Per raggiungere questo obiettivo, l’imager multispettrale della sonda ha catturato migliaia di osservazioni di Marte. Queste immagini aiutano gli ingegneri a verificare che i sistemi di telecamere funzionino correttamente e forniscono dati di base per confronti futuri. La preparazione per questa fase è iniziata con mesi di anticipo, con una significativa manovra di correzione della traiettoria il 23 febbraio. Durante quell’evento, i propulsori hanno funzionato per 12 ore per mettere a punto l’avvicinamento della navicella, assicurandosi che ora fosse “esattamente sul bersaglio” per l’incontro di maggio.
A caccia di un anello nascosto
Al di là dei controlli strumentali standard, il sorvolo può portare a scoperte inaspettate. Gli scienziati sono particolarmente interessati a rilevare un debole anello di polvere, o toro, che circonda Marte. Si ritiene che questo ipotetico anello sia formato da micrometeoriti che colpiscono le due lune di Marte, Phobos e Deimos, espellendo particelle di polvere in orbita.

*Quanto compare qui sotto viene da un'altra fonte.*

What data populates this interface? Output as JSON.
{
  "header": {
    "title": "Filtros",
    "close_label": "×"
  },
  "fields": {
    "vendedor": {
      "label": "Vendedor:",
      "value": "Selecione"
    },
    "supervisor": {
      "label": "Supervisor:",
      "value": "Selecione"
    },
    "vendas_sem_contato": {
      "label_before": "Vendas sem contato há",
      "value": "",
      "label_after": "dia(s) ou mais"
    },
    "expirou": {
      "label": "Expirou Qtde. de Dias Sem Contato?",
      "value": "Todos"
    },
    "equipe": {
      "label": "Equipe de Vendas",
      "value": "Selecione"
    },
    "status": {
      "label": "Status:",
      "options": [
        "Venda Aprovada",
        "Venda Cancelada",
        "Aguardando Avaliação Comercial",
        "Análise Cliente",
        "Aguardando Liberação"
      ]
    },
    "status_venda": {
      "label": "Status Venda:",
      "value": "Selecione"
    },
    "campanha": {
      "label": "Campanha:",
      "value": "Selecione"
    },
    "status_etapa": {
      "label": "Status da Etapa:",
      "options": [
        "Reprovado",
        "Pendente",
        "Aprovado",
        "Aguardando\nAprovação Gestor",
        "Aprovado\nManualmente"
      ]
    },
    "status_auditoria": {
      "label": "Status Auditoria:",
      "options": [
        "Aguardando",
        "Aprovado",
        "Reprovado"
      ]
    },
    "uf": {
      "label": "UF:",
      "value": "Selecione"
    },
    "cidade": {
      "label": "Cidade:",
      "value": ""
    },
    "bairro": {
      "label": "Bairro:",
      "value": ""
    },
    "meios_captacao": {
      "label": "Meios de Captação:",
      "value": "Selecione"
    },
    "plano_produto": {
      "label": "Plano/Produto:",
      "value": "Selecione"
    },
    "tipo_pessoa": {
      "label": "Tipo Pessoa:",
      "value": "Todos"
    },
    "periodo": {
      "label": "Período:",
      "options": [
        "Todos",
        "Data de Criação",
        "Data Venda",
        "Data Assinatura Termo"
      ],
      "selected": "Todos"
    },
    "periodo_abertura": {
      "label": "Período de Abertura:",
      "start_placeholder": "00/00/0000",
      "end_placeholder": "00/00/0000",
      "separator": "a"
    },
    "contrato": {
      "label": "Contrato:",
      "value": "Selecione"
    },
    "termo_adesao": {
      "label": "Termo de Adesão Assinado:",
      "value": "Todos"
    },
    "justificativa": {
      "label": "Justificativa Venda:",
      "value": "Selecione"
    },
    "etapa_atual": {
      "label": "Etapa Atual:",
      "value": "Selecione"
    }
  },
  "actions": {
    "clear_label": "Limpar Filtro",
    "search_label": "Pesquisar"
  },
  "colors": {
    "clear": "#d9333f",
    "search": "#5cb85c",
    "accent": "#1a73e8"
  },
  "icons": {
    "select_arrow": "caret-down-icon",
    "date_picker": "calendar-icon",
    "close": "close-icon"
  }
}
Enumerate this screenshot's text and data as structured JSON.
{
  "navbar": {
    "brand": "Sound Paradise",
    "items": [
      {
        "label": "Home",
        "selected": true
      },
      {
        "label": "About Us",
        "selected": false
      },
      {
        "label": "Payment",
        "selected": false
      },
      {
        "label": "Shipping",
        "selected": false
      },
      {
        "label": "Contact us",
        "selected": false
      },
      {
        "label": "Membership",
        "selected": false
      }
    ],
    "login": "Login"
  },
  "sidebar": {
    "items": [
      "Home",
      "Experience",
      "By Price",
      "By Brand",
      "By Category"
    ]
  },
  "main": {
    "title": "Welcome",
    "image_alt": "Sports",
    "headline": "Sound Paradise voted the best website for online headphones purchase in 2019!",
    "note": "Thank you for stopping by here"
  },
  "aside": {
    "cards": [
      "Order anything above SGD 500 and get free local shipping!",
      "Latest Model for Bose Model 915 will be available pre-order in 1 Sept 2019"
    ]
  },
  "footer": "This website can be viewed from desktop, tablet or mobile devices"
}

L’allineamento specifico del Sole, Psiche e Marte durante il sorvolo crea le condizioni ideali per l’osservazione. Mentre la luce solare si disperde da queste particelle di polvere, i sensibili strumenti della navicella spaziale potrebbero essere in grado di rilevare questo anello sfuggente. Confermare la sua esistenza fornirebbe nuove informazioni sull’ambiente dinamico del sistema marziano e sulla continua erosione delle sue lune.
Perché questa missione è importante
La missione Psiche rappresenta una rara opportunità di studiare il nucleo di ferro-nichel esposto di uno dei primi planetesimi del sistema solare. La maggior parte dei pianeti rocciosi, inclusa la Terra, hanno i loro nuclei nascosti sotto spessi mantelli e croste. Tuttavia, si ritiene che l’asteroide 16 Psyche sia il resto spogliato di un protopianeta i cui strati esterni sono stati rimossi da miliardi di anni di collisioni.
Raggiungendo questo mondo ricco di metalli nel 2029, gli scienziati sperano di svelare i segreti sulla formazione dei nuclei planetari e sulla storia primordiale del nostro sistema solare. L’imminente sorvolo di Marte sarà un punto di controllo cruciale, poiché garantirà che la navicella spaziale non solo sia sulla strada giusta, ma anche pienamente preparata per raccogliere dati di alta qualità quando arriverà su uno degli oggetti più unici nel cosmo.